One of the most moving experiences, Lee said, was visiting the Holocaust Memorial on Miami Beach with his survivor Edith Akerman. “Both she and I were overcome with emotion when we went there the first time. It was difficult to see my survivor confronted with images of the Holocaust, and many of the images could have just as easily been of her.”
Now Lee’s story, among others, will be featured in a documentary entitled My Survivor, which recently received a Telly Award in the Online General Not-for-Profit category for the trailer. The Telly Awards recognize excellence in video and television production across a broad range of categories—and has been doing so for almost forty years.
The documentary provides an answer to a telling question of our generation: Who will tell their stories when the last survivors are gone?
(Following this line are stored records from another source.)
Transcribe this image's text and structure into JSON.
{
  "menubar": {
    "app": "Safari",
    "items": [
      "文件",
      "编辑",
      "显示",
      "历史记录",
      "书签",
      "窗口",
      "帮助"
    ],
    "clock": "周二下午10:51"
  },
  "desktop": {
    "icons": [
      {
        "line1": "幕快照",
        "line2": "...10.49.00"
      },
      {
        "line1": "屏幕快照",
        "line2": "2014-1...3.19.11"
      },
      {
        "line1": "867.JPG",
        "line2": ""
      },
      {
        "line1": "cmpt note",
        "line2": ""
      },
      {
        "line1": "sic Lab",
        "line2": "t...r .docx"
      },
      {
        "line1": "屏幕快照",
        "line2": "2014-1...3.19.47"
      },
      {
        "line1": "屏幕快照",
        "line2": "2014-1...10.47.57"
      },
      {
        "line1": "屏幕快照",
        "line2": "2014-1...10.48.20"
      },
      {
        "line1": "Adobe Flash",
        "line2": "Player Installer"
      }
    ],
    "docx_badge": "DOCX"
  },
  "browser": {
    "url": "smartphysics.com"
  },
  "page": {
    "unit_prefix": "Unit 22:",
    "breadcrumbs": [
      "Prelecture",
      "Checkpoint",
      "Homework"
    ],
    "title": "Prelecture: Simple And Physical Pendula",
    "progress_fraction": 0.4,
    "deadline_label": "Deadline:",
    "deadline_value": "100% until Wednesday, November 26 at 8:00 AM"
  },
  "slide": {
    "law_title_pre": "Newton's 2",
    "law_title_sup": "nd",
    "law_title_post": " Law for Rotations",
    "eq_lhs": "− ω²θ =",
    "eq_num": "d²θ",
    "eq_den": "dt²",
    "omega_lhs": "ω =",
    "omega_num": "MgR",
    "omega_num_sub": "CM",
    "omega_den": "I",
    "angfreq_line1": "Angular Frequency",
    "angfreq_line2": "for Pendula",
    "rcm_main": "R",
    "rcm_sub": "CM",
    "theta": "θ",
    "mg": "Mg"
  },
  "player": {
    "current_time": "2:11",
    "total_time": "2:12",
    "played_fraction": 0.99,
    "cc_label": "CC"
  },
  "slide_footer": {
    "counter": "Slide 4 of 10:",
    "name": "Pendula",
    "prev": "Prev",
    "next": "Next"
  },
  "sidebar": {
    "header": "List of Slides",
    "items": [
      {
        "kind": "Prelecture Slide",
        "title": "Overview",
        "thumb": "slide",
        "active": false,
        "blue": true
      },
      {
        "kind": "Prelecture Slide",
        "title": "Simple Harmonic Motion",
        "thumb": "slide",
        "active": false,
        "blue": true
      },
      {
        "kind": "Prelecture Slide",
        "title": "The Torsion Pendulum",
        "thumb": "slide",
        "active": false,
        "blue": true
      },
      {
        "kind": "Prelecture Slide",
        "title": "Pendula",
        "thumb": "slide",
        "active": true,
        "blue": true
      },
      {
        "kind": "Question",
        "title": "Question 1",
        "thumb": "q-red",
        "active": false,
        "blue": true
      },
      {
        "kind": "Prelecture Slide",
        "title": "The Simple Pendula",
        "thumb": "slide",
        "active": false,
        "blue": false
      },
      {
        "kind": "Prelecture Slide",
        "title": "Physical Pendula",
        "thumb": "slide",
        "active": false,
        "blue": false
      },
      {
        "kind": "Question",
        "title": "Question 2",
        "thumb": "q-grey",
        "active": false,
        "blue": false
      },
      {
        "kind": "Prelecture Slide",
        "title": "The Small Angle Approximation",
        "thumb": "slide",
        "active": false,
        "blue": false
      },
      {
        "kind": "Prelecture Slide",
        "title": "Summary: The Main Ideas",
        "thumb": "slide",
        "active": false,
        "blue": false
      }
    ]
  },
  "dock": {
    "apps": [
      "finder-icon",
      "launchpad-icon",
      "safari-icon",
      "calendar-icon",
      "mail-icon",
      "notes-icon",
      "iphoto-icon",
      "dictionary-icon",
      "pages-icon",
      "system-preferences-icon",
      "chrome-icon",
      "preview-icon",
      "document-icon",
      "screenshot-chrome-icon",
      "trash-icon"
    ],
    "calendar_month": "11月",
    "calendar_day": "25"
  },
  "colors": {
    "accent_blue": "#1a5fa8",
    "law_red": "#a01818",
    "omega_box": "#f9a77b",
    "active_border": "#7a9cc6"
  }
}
The internship program was offered through the University of Miami’s Sue and Leonard Miller Center for Contemporary Judaic Studies and the George Feldenkreis Program in Judaic Studies in the College of Arts & Sciences. Unfortunately, the program ended two years ago because few survivors are left to share their stories. However, the documentary, now in post-production, will share with the world the invaluable experiences and lessons gained when young students learned about the Holocaust from people who lived through the horror.
“It was an amazing experience for the students, based on their feedback,” said Haim Shaked, professor of International Studies and director of both the Miller Center and the George Feldenkreis Program in Judaic Studies. “But it was a great experience for the survivors as well because they had an opportunity to connect with the next generation. It made them feel like they were sending the message into the future so people will not forget.”
The popularity of the internship program was validated by the more than 500 students who participated and the 85 survivors who were paired with them. For the program, students were required to complete a semester-long course on the Holocaust, attend bi-monthly group enrichment sessions coordinated by psychotherapist Dr. Mindy Hersh, register for a year-long Judaic studies course and, most importantly, meet with a Holocaust survivor while keeping a journal of their survivor’s stories and their own personal experiences.
Hersh, who served as director of academic enrichment during the last six years of the program, spearheaded the idea of putting the documentary together. “It has been an extremely rewarding and gratifying experience to work with such talented people on this documentary, just as it was to play a role in such an important program as the HSSIP,” she said.
Lee, who is featured in My Survivor with Mrs. Akerman, said he was initially overwhelmed by his involvement in a major feature, but excited to share his experience and all that he learned from his “amazing survivor.”
“I viewed my participation in this documentary as a chance to commemorate such a great program and to say ‘thank you’ to Dr. Hersh and my survivor, Mrs. Akerman, for teaching me so many amazing lessons,” he said. “I was nervous to be on camera at first. I’d never been interviewed for anything on camera before, let alone such an important documentary.”
My Survivor examines the impact that the HSSIP had on a handful of its participants. An impressive group of undergraduates, these young adults were inspired to become living bridges to the future, embracing their survivors’ imperative that the memory and the significance of the Holocaust live on.
Tentatively slated for completion in January 2019, the documentary is a production of the My Survivor Film Project, Inc. in partnership with Levine & Co. Creative Film & Television. The Greater Miami Jewish Federation is the fiscal sponsor for the My Survivor Film Project, a Florida not-for-profit corporation. The documentary also receives support and cooperation from The Miller Center.